The purchase of Anglo-French multi-asset clearing house LCH.Clearnet by the London Stock Exchange (LSE) could eventually lead to lower clearing costs for members through synergies with the exchange’s existing clearing facilities
The LSE announced this morning that it will become the majority owner of LCH.Clearnet, holding 60% of the firm’s issued share capital. LCH.Clearnet shareholders, most of which are users, will retain the remaining 40%.
“The transaction will be transformative, delivering a strong, customer-focused clearing partnership between LSE, LCH.Clearnet and the broker-dealer community,” said Xavier Rolet, CEO, LSE. “We will seek to promote greater innovation, choice and competition in the listed derivatives market through this new-style open-access clearing model, building on the successes we have already had with our existing equity and fixed income trading partnerships, Turquoise and MTS."
By building up its post-trade capabilities, the LSE could help to lower post-trade costs for its members through collaboration with Cassa di Compensazione e Garanzia (CC&G). The LSE has said it will not integrate CC&G, the Italian clearing house it acquired as part of its takeover of Borsa Italiana in 2007, with LCH.Clearnet, which is in part believed to be due to the partial retention of the latter’s user-ownership structure.
“Given that the LSE already owns CC&G, there are netting and margin efficiencies that could lower the cost of clearing for its members,” Tony Freeman, head of industry relations at post-trade processing firm Omgeo, told theTRADEnews.com. “Use of margin can be consolidated between the two clearing houses for large brokers that are active in the UK, French and Italian markets and provide an immediate cost benefit.”

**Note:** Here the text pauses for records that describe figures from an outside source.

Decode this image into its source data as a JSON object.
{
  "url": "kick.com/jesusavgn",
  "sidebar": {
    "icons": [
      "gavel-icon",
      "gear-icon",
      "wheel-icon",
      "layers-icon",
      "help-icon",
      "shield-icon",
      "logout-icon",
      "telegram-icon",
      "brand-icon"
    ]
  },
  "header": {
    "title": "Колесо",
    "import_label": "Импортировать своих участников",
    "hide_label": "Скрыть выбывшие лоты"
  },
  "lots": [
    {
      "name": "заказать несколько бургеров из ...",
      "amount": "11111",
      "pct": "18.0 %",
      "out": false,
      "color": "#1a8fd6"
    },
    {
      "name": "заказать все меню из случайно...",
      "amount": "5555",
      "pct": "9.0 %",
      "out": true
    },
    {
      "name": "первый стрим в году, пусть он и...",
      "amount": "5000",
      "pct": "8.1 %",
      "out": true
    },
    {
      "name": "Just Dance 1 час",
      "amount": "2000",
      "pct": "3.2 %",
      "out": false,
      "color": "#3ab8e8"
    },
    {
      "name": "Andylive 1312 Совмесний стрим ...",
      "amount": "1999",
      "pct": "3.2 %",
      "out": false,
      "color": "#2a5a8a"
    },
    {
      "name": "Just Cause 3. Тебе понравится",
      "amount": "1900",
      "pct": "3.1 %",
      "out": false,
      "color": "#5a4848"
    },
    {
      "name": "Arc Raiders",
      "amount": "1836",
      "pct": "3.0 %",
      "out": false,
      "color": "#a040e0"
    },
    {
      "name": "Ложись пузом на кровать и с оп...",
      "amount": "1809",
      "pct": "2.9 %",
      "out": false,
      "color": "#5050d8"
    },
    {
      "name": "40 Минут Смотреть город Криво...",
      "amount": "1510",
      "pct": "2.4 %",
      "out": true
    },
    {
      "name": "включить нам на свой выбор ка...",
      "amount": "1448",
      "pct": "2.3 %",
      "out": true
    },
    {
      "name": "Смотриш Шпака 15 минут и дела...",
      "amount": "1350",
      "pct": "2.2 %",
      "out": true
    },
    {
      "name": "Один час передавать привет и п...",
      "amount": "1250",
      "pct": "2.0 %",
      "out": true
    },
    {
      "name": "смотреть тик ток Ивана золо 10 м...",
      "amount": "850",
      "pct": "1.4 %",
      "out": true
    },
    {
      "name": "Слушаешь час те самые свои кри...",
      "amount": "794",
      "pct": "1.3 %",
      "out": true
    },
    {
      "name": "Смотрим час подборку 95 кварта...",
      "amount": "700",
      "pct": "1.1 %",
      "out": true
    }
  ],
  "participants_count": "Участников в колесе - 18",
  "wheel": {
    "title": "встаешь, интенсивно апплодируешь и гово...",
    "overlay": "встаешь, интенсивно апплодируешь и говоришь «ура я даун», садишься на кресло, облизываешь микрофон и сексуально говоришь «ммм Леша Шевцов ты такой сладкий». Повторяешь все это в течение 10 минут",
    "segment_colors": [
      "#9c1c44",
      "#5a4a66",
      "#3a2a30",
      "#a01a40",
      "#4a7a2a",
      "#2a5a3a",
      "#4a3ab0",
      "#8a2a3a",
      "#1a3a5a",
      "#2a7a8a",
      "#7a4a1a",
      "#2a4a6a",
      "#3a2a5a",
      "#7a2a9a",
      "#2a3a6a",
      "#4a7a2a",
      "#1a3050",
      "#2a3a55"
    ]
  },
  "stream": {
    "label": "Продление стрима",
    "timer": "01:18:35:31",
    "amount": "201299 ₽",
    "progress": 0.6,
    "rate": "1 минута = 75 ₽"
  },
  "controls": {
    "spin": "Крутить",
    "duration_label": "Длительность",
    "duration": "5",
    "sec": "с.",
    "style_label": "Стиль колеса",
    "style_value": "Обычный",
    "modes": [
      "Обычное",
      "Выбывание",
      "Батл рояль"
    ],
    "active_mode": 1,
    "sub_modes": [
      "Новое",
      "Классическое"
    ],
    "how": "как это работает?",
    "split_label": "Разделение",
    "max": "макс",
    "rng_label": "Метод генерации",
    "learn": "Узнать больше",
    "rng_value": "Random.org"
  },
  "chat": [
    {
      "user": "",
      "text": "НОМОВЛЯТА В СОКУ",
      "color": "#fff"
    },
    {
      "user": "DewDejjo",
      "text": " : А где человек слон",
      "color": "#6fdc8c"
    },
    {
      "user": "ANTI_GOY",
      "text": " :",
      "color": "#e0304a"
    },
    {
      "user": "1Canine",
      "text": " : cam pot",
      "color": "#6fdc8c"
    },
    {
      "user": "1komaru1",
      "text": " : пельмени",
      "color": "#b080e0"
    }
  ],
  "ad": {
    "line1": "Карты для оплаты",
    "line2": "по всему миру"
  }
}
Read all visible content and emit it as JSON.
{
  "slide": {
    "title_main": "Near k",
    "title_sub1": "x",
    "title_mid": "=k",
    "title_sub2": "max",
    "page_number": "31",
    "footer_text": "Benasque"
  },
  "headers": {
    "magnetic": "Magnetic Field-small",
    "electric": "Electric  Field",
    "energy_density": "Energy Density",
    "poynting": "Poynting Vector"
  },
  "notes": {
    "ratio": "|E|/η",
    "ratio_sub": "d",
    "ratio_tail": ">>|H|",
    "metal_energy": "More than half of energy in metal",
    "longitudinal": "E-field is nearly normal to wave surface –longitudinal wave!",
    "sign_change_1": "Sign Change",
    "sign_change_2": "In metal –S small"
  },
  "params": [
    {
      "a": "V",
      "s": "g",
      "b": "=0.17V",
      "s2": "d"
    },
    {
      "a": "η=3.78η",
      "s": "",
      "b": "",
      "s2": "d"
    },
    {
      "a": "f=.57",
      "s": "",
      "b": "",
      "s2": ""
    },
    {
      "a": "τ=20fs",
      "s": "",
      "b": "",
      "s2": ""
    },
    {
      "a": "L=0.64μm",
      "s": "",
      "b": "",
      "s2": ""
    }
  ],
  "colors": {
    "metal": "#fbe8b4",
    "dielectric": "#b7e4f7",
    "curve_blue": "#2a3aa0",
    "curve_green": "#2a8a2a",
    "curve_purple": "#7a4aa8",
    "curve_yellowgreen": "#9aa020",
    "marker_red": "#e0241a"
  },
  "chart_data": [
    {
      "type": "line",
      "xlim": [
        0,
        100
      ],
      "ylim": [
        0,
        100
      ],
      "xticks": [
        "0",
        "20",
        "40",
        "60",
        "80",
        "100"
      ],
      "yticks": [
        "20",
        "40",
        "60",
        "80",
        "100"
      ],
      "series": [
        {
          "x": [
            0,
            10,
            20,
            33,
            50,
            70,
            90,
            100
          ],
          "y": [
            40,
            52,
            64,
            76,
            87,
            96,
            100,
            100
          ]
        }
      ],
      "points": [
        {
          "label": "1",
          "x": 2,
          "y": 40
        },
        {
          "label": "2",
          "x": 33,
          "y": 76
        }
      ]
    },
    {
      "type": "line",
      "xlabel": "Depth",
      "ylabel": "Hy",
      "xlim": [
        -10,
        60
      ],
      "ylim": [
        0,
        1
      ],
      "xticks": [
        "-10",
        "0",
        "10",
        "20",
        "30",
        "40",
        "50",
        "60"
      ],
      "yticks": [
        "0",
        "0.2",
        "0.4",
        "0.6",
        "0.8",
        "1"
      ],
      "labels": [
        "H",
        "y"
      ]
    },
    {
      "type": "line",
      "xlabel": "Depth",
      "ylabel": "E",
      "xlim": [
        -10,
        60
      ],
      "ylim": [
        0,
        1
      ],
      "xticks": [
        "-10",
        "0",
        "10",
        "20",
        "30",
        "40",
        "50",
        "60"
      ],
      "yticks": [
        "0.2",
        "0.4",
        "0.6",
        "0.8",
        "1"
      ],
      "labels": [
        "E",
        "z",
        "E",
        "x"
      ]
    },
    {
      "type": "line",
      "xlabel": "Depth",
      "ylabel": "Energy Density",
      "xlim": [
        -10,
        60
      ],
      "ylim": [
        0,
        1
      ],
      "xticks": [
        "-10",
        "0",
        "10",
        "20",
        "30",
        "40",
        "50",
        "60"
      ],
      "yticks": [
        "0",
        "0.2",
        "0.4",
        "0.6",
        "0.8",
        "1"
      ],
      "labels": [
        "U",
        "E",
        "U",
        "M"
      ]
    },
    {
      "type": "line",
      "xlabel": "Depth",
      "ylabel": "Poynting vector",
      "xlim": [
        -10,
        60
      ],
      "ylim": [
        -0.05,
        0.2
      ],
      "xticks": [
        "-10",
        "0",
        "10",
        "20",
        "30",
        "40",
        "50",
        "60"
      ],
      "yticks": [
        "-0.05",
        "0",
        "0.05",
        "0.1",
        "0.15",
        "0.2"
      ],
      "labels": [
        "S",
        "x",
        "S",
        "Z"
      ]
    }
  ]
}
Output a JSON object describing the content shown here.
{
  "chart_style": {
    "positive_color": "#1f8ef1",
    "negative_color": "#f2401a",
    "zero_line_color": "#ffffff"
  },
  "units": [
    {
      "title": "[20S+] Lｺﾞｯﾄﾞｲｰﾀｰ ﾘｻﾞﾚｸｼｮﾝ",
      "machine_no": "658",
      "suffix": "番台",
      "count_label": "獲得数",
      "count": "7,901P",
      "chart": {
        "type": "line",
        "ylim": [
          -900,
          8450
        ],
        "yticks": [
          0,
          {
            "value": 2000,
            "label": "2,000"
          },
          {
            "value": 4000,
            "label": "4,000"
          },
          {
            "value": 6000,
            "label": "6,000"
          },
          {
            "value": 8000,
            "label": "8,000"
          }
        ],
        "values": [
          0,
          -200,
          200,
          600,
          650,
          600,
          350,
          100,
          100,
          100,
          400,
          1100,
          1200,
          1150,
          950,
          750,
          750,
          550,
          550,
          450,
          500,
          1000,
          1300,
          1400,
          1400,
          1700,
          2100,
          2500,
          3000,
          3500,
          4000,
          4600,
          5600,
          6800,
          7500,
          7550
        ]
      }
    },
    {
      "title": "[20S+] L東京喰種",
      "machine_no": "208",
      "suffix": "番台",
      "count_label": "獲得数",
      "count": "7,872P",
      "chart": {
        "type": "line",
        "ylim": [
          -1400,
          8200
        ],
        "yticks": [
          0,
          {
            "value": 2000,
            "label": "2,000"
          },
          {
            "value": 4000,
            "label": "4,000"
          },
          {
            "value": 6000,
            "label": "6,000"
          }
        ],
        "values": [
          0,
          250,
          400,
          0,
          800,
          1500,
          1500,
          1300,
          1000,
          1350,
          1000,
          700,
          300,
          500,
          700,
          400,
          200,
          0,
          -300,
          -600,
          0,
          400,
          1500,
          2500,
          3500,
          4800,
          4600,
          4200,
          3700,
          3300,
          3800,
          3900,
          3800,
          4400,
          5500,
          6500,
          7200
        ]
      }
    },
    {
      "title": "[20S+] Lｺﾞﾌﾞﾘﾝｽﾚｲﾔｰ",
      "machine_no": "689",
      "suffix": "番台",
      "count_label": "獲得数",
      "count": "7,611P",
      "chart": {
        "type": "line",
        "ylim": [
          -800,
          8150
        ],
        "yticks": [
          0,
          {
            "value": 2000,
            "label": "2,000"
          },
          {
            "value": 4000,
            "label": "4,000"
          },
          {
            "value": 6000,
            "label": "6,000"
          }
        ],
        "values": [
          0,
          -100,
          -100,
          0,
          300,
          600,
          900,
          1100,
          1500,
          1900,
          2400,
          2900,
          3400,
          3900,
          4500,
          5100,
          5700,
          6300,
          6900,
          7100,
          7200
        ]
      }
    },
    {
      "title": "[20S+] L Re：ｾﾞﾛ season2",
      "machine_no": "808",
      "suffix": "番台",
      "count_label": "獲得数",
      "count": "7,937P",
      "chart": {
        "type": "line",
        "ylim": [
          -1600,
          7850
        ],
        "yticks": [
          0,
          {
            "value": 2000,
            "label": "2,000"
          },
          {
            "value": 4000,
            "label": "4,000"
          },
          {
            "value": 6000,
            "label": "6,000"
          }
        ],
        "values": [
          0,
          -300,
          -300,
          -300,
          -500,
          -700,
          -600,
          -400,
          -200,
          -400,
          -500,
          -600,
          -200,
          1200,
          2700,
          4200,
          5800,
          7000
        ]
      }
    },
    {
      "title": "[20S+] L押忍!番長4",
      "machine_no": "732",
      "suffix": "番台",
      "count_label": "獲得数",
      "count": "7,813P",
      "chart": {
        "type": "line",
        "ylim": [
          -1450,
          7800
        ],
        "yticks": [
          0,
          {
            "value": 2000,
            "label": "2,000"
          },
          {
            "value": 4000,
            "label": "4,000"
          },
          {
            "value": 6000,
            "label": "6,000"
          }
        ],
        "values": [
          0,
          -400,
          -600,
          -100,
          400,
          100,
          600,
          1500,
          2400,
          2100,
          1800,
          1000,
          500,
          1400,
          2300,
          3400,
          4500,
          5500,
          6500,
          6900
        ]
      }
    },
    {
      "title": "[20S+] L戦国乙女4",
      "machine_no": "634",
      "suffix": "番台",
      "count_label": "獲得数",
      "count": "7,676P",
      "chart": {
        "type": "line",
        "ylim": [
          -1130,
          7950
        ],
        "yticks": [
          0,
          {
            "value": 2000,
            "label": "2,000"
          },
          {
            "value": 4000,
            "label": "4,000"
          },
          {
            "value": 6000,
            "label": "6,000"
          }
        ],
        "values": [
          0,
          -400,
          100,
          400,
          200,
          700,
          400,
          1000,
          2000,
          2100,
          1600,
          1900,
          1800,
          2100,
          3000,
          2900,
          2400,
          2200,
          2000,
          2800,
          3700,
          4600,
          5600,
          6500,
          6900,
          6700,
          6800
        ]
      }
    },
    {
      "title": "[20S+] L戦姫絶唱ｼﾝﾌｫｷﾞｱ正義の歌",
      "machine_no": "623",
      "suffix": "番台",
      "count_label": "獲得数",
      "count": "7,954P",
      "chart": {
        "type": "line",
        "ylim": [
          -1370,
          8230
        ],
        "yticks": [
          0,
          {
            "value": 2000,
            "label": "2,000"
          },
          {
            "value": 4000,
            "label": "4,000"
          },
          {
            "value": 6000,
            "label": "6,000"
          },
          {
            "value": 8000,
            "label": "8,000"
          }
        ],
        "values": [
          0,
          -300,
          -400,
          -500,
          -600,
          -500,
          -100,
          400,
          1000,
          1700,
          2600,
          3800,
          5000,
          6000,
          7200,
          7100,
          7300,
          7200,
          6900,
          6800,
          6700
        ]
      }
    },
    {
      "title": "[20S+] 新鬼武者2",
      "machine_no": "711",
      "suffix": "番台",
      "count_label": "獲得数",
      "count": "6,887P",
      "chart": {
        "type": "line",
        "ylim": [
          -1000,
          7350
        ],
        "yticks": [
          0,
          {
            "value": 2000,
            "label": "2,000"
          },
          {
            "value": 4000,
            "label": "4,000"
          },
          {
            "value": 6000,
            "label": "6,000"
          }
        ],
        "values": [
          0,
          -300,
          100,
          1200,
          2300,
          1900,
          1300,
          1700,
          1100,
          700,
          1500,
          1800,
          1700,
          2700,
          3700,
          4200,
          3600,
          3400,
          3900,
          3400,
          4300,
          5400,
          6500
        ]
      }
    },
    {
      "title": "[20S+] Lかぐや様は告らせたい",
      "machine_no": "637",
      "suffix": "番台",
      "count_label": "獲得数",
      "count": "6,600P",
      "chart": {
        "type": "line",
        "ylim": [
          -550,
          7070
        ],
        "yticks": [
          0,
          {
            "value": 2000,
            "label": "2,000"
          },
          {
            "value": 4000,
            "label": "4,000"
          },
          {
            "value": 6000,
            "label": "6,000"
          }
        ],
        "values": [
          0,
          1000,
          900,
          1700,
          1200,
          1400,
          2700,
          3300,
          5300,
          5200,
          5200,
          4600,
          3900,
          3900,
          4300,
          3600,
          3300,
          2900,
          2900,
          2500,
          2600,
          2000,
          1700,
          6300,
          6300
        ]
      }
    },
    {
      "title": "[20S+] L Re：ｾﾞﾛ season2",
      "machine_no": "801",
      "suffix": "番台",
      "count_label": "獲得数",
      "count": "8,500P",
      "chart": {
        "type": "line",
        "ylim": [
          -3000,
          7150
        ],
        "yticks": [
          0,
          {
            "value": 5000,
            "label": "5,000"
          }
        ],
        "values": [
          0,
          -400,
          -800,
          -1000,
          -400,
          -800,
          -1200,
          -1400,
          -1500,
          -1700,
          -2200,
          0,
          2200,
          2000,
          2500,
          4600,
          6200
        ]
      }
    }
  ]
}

But Richard Perrott, analyst at German private bank Berenberg, pointed out that potential cost savings between LCH.Clearnet and CC&G could be a longer-term goal.
“It may take a long time for national regulators to agree on an appropriate margin and netting structure,” he said. “However, there is already an element of interoperability between LCH.Clearnet and CC&G in the repo market, which may help to accelerate these discussions.”
Perrott adds that further clearing efficiencies could be gained through cross-margining opportunities, i.e. paying margin based on correlations between different assets that are cleared through LCH.Clearnet. This is an approach that is already gaining popularity in the US with NYSE Euronext’s New York Portfolio Clearing venture, which clears interest rate futures contracts and cross-margins eligible positions against US Treasury and agency securities and repurchase agreements.
One of the main prospects of the acquisition identified by the LSE are “opportunities to develop listed fixed income and equities derivatives”, indicating a clear drive to capitalise on impending derivatives regulation.
The European market infrastructure regulation, which is due to come into force at the beginning of next year, will push many OTC derivatives instruments onto exchanges and through clearing houses.
As well as new revenue opportunities through LCH.Clearnet’s SwapClear business, which clears 50% of the global interest rate swap market, the deal also presents a chance for the LSE to finally build volumes on its Turquoise Derivatives market, which currently only offers FTSE index options and futures and has so far struggled to gain traction.
Market observers have suggested that one reason for the low volumes on Turquoise Derivatives is a refusal by NYSE Liffe, the derivatives market owned by NYSE Euronext, to allow LCH.Clearnet to offset margin in FTSE 100 index futures.
“Allowing cross-margining could kick start greater competition in the listed derivatives space, which should ultimately lower trading costs for member firms and buy-side traders,” said Perrott.
Under the terms of the transaction, LCH.Clearnet shareholders will receive €20 per share, giving the firm a total implied value of €813 million. For its 60% stake, the LSE will pay a maximum of €463 million, which will be financed using the bourse’s existing cash resources and bank facilities.
The target completion period for the acquisition is Q4 2012 and the LSE said it expects to accrue revenue synergies of €40 million within five years.